Memorably played by the slightly built Joel Grey in the original production and the 1972 film, Dow made for an equally larger than life master of ceremonies for the Kit Kat Club – but one who was also larger due to the actor’s sizable frame. The actor admits to having struggled with his weight throughout his career, but once he became comfortable with his size, roles started coming.
Dow said, playing the Emcee and singing the Kander and Ebb score in the musical set in a decadent Berlin in the 1930s was “one of the best experiences of my life.”
He said he had to get used to unusual comments for that performance, however. “After a show, audience members would say things like ‘When I first saw you onstage, I thought you were so fat you would explode. But you were really good.’”
Critics agreed with the “really good” assessment of Dow’s work in the 2008 production. Richard Ouzounian in the Toronto Star said, “Our guide, of course, is the Emcee, radically reinterpreted here by Bruce Dow to be part Satan and part Rosie O’Donnell. Dow is like a silent movie clown on acid: all seeing, all knowing, all leering. Dow is superbly confident and delivers his songs with all his old panache, but with a new and frightening edge.”
Dow appreciated director Amanda Dehnert’s willingness to cast him as the Emcee. “When a director or company does something different with a show or a role like that, it can change the audience’s mind.”
He was also lucky that international film and stage star Christopher Plummer saw and admired his work in Cabaret. Plummer and director Des McAnuff invited Dow to join the cast of The Tempest, which was produced the following season at Stratford, and filmed live on the Festival stage. Plummer was Prospero and Dow was cast as Trinculo, a jester.
It was a gift to work with Plummer as the leading player, said Dow. “Christopher Plummer is the sweetest man. And there is no pretension about him, he’s working just like everyone else. The beauty is the simplicity of his work, making the words work.”
Cabaret and The Tempest are career highlights, along with his current A Midsummer Night’s Dream, for the versatile Dow.
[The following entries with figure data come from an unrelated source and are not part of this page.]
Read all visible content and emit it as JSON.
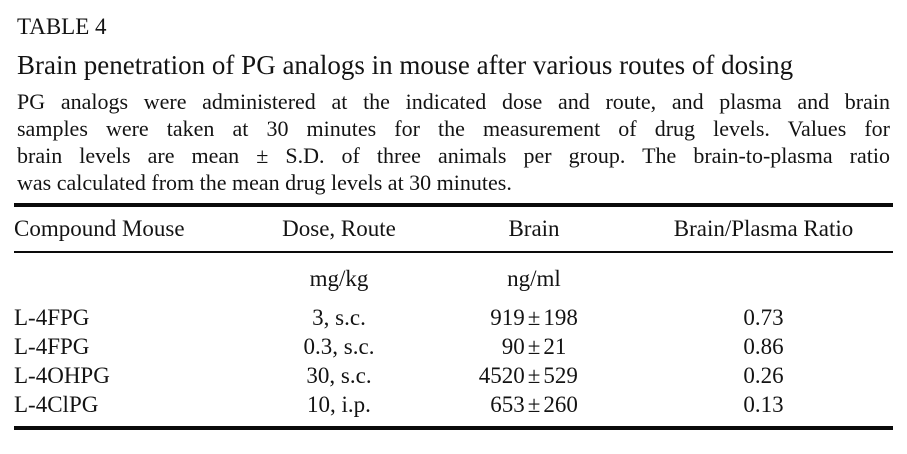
{
  "header": {
    "table_label": "TABLE 4",
    "title": "Brain penetration of PG analogs in mouse after various routes of dosing",
    "caption_lines": [
      "PG analogs were administered at the indicated dose and route, and plasma and brain",
      "samples were taken at 30 minutes for the measurement of drug levels. Values for",
      "brain levels are mean ± S.D. of three animals per group. The brain-to-plasma ratio",
      "was calculated from the mean drug levels at 30 minutes."
    ]
  },
  "table": {
    "columns": {
      "compound": "Compound Mouse",
      "dose": "Dose, Route",
      "brain": "Brain",
      "ratio": "Brain/Plasma Ratio"
    },
    "units": {
      "dose": "mg/kg",
      "brain": "ng/ml"
    },
    "plus_minus": "±",
    "rows": [
      {
        "compound": "L-4FPG",
        "dose_route": "3, s.c.",
        "brain_mean": "919",
        "brain_sd": "198",
        "ratio": "0.73"
      },
      {
        "compound": "L-4FPG",
        "dose_route": "0.3, s.c.",
        "brain_mean": "90",
        "brain_sd": "21",
        "ratio": "0.86"
      },
      {
        "compound": "L-4OHPG",
        "dose_route": "30, s.c.",
        "brain_mean": "4520",
        "brain_sd": "529",
        "ratio": "0.26"
      },
      {
        "compound": "L-4ClPG",
        "dose_route": "10, i.p.",
        "brain_mean": "653",
        "brain_sd": "260",
        "ratio": "0.13"
      }
    ]
  },
  "colors": {
    "text": "#131313",
    "background": "#ffffff",
    "rule": "#0a0a0a"
  }
}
The Seattle native, raised in Vancouver, has degrees in acting and directing from Canada’s University of British Columbia. He has performed in everything from classical plays to musical theatre and rock operas. He has appeared in sketch comedy on Canadian television, and made several trips to Broadway. After starting his professional career as a swing in the original Canadian production of Les Misérables, he has been to Broadway with Anything Goes, The Music Man, Jane Eyre and the most recent Jesus Christ Superstar.
November 15 – December 30, 2012
Shakespeare Theatre Company
at Sidney Harman Hall
610 F Street NW
Tuesdays thru Sundays with some exception
Tickets or call 202 547-1122
Singing is something that Dow came to from a young age, which he has continued throughout his professional career. As a seasoned cabaret performer, with a range of standards and musical theatre songs, critics have said, “Dow proves he can turn a song into an emotion-filled story and give it real personality.”
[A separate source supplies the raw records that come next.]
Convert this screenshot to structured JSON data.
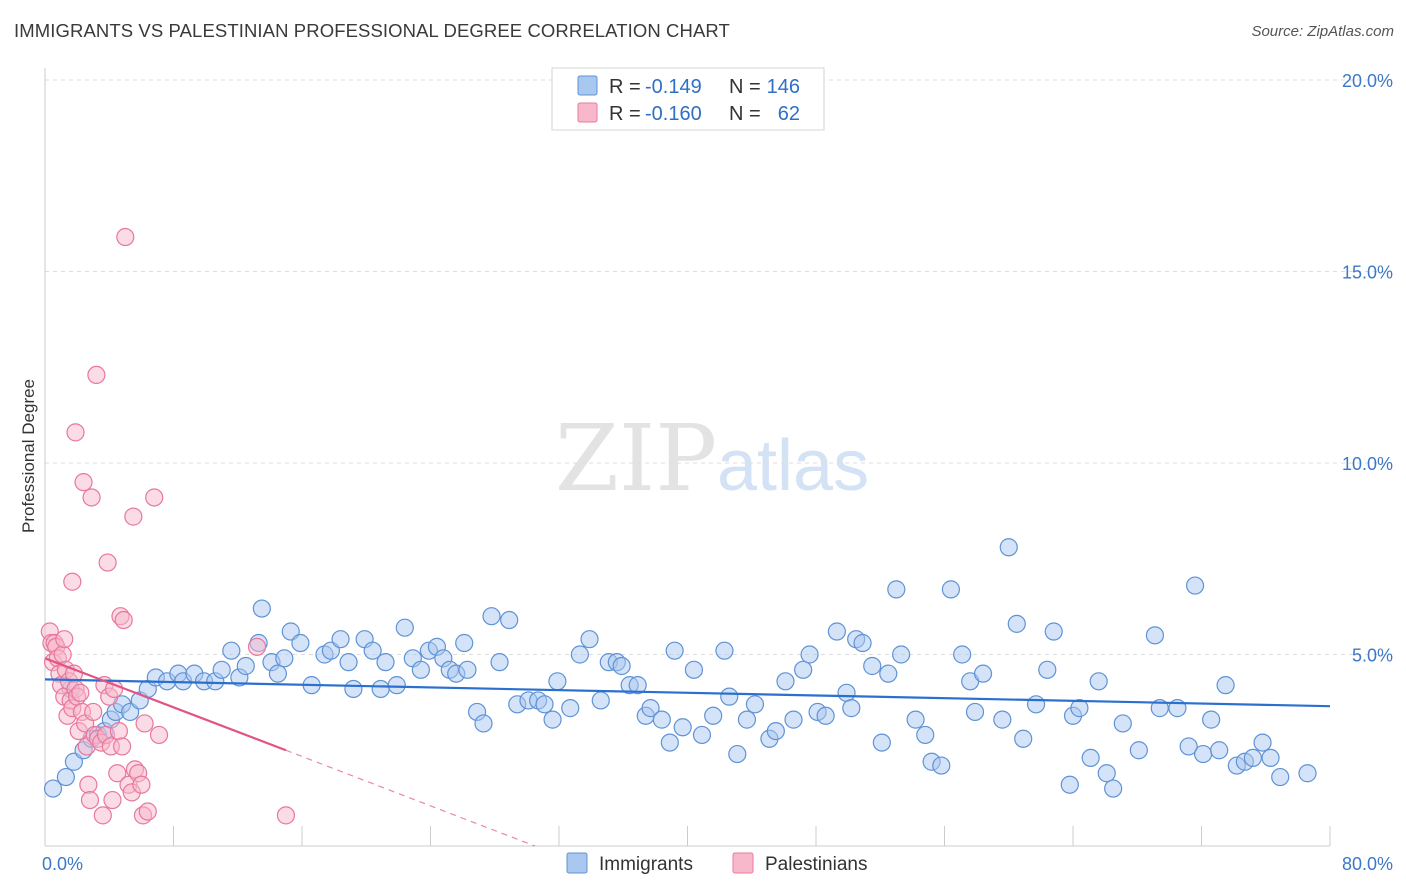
{
  "title": "IMMIGRANTS VS PALESTINIAN PROFESSIONAL DEGREE CORRELATION CHART",
  "source": "Source: ZipAtlas.com",
  "watermark": {
    "zip": "ZIP",
    "atlas": "atlas"
  },
  "legend": {
    "rows": [
      {
        "r_label": "R =",
        "r_value": "-0.149",
        "n_label": "N =",
        "n_value": "146"
      },
      {
        "r_label": "R =",
        "r_value": "-0.160",
        "n_label": "N =",
        "n_value": "62"
      }
    ]
  },
  "bottom_legend": [
    "Immigrants",
    "Palestinians"
  ],
  "colors": {
    "immigrants_fill": "#a9c8ef",
    "immigrants_stroke": "#5f93d6",
    "immigrants_line": "#2b6fcf",
    "palestinians_fill": "#f7b8cb",
    "palestinians_stroke": "#e8789c",
    "palestinians_line": "#e05585",
    "tick_color": "#3d78c7",
    "grid": "#dddddd"
  },
  "chart_data": {
    "type": "scatter",
    "title": "IMMIGRANTS VS PALESTINIAN PROFESSIONAL DEGREE CORRELATION CHART",
    "xlabel": "",
    "ylabel": "Professional Degree",
    "xlim": [
      0,
      80
    ],
    "ylim": [
      0,
      20
    ],
    "x_tick_labels": [
      "0.0%",
      "80.0%"
    ],
    "y_ticks": [
      {
        "value": 5,
        "label": "5.0%"
      },
      {
        "value": 10,
        "label": "10.0%"
      },
      {
        "value": 15,
        "label": "15.0%"
      },
      {
        "value": 20,
        "label": "20.0%"
      }
    ],
    "grid": "horizontal dashed",
    "legend_position": "top-center",
    "series": [
      {
        "name": "Immigrants",
        "r": -0.149,
        "n": 146,
        "trend": {
          "x0": 0,
          "y0": 4.35,
          "x1": 80,
          "y1": 3.65
        },
        "points": [
          [
            0.5,
            1.5
          ],
          [
            1.3,
            1.8
          ],
          [
            1.8,
            2.2
          ],
          [
            2.4,
            2.5
          ],
          [
            2.9,
            2.8
          ],
          [
            3.3,
            2.9
          ],
          [
            3.7,
            3.0
          ],
          [
            4.1,
            3.3
          ],
          [
            4.4,
            3.5
          ],
          [
            4.8,
            3.7
          ],
          [
            5.3,
            3.5
          ],
          [
            5.9,
            3.8
          ],
          [
            6.4,
            4.1
          ],
          [
            6.9,
            4.4
          ],
          [
            7.6,
            4.3
          ],
          [
            8.3,
            4.5
          ],
          [
            8.6,
            4.3
          ],
          [
            9.3,
            4.5
          ],
          [
            9.9,
            4.3
          ],
          [
            10.6,
            4.3
          ],
          [
            11.0,
            4.6
          ],
          [
            11.6,
            5.1
          ],
          [
            12.1,
            4.4
          ],
          [
            12.5,
            4.7
          ],
          [
            13.3,
            5.3
          ],
          [
            13.5,
            6.2
          ],
          [
            14.1,
            4.8
          ],
          [
            14.5,
            4.5
          ],
          [
            14.9,
            4.9
          ],
          [
            15.3,
            5.6
          ],
          [
            15.9,
            5.3
          ],
          [
            16.6,
            4.2
          ],
          [
            17.4,
            5.0
          ],
          [
            17.8,
            5.1
          ],
          [
            18.4,
            5.4
          ],
          [
            18.9,
            4.8
          ],
          [
            19.2,
            4.1
          ],
          [
            19.9,
            5.4
          ],
          [
            20.4,
            5.1
          ],
          [
            20.9,
            4.1
          ],
          [
            21.2,
            4.8
          ],
          [
            21.9,
            4.2
          ],
          [
            22.4,
            5.7
          ],
          [
            22.9,
            4.9
          ],
          [
            23.4,
            4.6
          ],
          [
            23.9,
            5.1
          ],
          [
            24.4,
            5.2
          ],
          [
            24.8,
            4.9
          ],
          [
            25.2,
            4.6
          ],
          [
            25.6,
            4.5
          ],
          [
            26.1,
            5.3
          ],
          [
            26.3,
            4.6
          ],
          [
            26.9,
            3.5
          ],
          [
            27.3,
            3.2
          ],
          [
            27.8,
            6.0
          ],
          [
            28.3,
            4.8
          ],
          [
            28.9,
            5.9
          ],
          [
            29.4,
            3.7
          ],
          [
            30.1,
            3.8
          ],
          [
            30.7,
            3.8
          ],
          [
            31.1,
            3.7
          ],
          [
            31.6,
            3.3
          ],
          [
            31.9,
            4.3
          ],
          [
            32.7,
            3.6
          ],
          [
            33.3,
            5.0
          ],
          [
            33.9,
            5.4
          ],
          [
            34.6,
            3.8
          ],
          [
            35.1,
            4.8
          ],
          [
            35.6,
            4.8
          ],
          [
            35.9,
            4.7
          ],
          [
            36.4,
            4.2
          ],
          [
            36.9,
            4.2
          ],
          [
            37.4,
            3.4
          ],
          [
            37.7,
            3.6
          ],
          [
            38.4,
            3.3
          ],
          [
            38.9,
            2.7
          ],
          [
            39.2,
            5.1
          ],
          [
            39.7,
            3.1
          ],
          [
            40.4,
            4.6
          ],
          [
            40.9,
            2.9
          ],
          [
            41.6,
            3.4
          ],
          [
            42.3,
            5.1
          ],
          [
            42.6,
            3.9
          ],
          [
            43.1,
            2.4
          ],
          [
            43.7,
            3.3
          ],
          [
            44.2,
            3.7
          ],
          [
            45.1,
            2.8
          ],
          [
            45.5,
            3.0
          ],
          [
            46.1,
            4.3
          ],
          [
            46.6,
            3.3
          ],
          [
            47.2,
            4.6
          ],
          [
            47.6,
            5.0
          ],
          [
            48.1,
            3.5
          ],
          [
            48.6,
            3.4
          ],
          [
            49.3,
            5.6
          ],
          [
            49.9,
            4.0
          ],
          [
            50.2,
            3.6
          ],
          [
            50.5,
            5.4
          ],
          [
            50.9,
            5.3
          ],
          [
            51.5,
            4.7
          ],
          [
            52.1,
            2.7
          ],
          [
            52.5,
            4.5
          ],
          [
            53.0,
            6.7
          ],
          [
            53.3,
            5.0
          ],
          [
            54.2,
            3.3
          ],
          [
            54.8,
            2.9
          ],
          [
            55.2,
            2.2
          ],
          [
            55.8,
            2.1
          ],
          [
            56.4,
            6.7
          ],
          [
            57.1,
            5.0
          ],
          [
            57.6,
            4.3
          ],
          [
            57.9,
            3.5
          ],
          [
            58.4,
            4.5
          ],
          [
            59.6,
            3.3
          ],
          [
            60.0,
            7.8
          ],
          [
            60.5,
            5.8
          ],
          [
            60.9,
            2.8
          ],
          [
            61.7,
            3.7
          ],
          [
            62.4,
            4.6
          ],
          [
            62.8,
            5.6
          ],
          [
            64.0,
            3.4
          ],
          [
            64.4,
            3.6
          ],
          [
            65.1,
            2.3
          ],
          [
            65.6,
            4.3
          ],
          [
            66.1,
            1.9
          ],
          [
            66.5,
            1.5
          ],
          [
            67.1,
            3.2
          ],
          [
            68.1,
            2.5
          ],
          [
            69.1,
            5.5
          ],
          [
            69.4,
            3.6
          ],
          [
            70.5,
            3.6
          ],
          [
            71.2,
            2.6
          ],
          [
            71.6,
            6.8
          ],
          [
            72.1,
            2.4
          ],
          [
            72.6,
            3.3
          ],
          [
            73.1,
            2.5
          ],
          [
            73.5,
            4.2
          ],
          [
            74.2,
            2.1
          ],
          [
            74.7,
            2.2
          ],
          [
            75.2,
            2.3
          ],
          [
            75.8,
            2.7
          ],
          [
            76.3,
            2.3
          ],
          [
            76.9,
            1.8
          ],
          [
            78.6,
            1.9
          ],
          [
            1.6,
            4.1
          ],
          [
            63.8,
            1.6
          ]
        ]
      },
      {
        "name": "Palestinians",
        "r": -0.16,
        "n": 62,
        "trend": {
          "x0": 0,
          "y0": 4.9,
          "x1": 15.0,
          "y1": 2.5
        },
        "trend_extended": {
          "x0": 15.0,
          "y0": 2.5,
          "x1": 30.5,
          "y1": 0
        },
        "points": [
          [
            0.3,
            5.6
          ],
          [
            0.4,
            5.3
          ],
          [
            0.5,
            4.8
          ],
          [
            0.6,
            5.3
          ],
          [
            0.7,
            5.2
          ],
          [
            0.8,
            4.9
          ],
          [
            0.9,
            4.5
          ],
          [
            1.0,
            4.2
          ],
          [
            1.1,
            5.0
          ],
          [
            1.2,
            3.9
          ],
          [
            1.2,
            5.4
          ],
          [
            1.3,
            4.6
          ],
          [
            1.4,
            3.4
          ],
          [
            1.5,
            4.3
          ],
          [
            1.6,
            3.8
          ],
          [
            1.7,
            3.6
          ],
          [
            1.8,
            4.5
          ],
          [
            1.9,
            4.1
          ],
          [
            2.0,
            3.9
          ],
          [
            2.1,
            3.0
          ],
          [
            2.2,
            4.0
          ],
          [
            2.3,
            3.5
          ],
          [
            2.4,
            9.5
          ],
          [
            2.5,
            3.2
          ],
          [
            2.6,
            2.6
          ],
          [
            2.7,
            1.6
          ],
          [
            2.8,
            1.2
          ],
          [
            2.9,
            9.1
          ],
          [
            3.0,
            3.5
          ],
          [
            3.1,
            2.9
          ],
          [
            3.2,
            12.3
          ],
          [
            3.3,
            2.8
          ],
          [
            3.5,
            2.7
          ],
          [
            3.6,
            0.8
          ],
          [
            3.7,
            4.2
          ],
          [
            3.8,
            2.9
          ],
          [
            3.9,
            7.4
          ],
          [
            4.0,
            3.9
          ],
          [
            4.1,
            2.6
          ],
          [
            4.2,
            1.2
          ],
          [
            4.3,
            4.1
          ],
          [
            4.5,
            1.9
          ],
          [
            4.6,
            3.0
          ],
          [
            4.7,
            6.0
          ],
          [
            4.8,
            2.6
          ],
          [
            4.9,
            5.9
          ],
          [
            5.0,
            15.9
          ],
          [
            5.2,
            1.6
          ],
          [
            5.4,
            1.4
          ],
          [
            5.6,
            2.0
          ],
          [
            5.8,
            1.9
          ],
          [
            6.0,
            1.6
          ],
          [
            6.1,
            0.8
          ],
          [
            6.2,
            3.2
          ],
          [
            6.4,
            0.9
          ],
          [
            6.8,
            9.1
          ],
          [
            7.1,
            2.9
          ],
          [
            1.7,
            6.9
          ],
          [
            1.9,
            10.8
          ],
          [
            5.5,
            8.6
          ],
          [
            13.2,
            5.2
          ],
          [
            15.0,
            0.8
          ]
        ]
      }
    ]
  }
}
But for a short time, Dow thought he might not sing – or use his voice again. While playing the leading role of Pseudolus in A Funny Thing Happened on the Way to the Forum, Dow said he developed a vocal problem that nearly stopped his career. “I had a fifty-fifty chance I would get better, and luckily it all worked out.”
Flipping from musical theatre to Shakespeare to Andrew Lloyd-Webber is something Bruce Dow takes in stride. “I was lucky in my theatre training; my professors believed acting is acting. There is no difference between any of it.”
“The script gives you the the mental and emotional world of the play. You look at it and decide, ‘am I living in a world of iambic pentameter or do I have to sing here?’”
Shakespeare Theatre Company audiences will get to share Dow’s performance in A Midsummer Night’s Dream, from November 15 to December 30, 2012 at Sidney Harman Hall.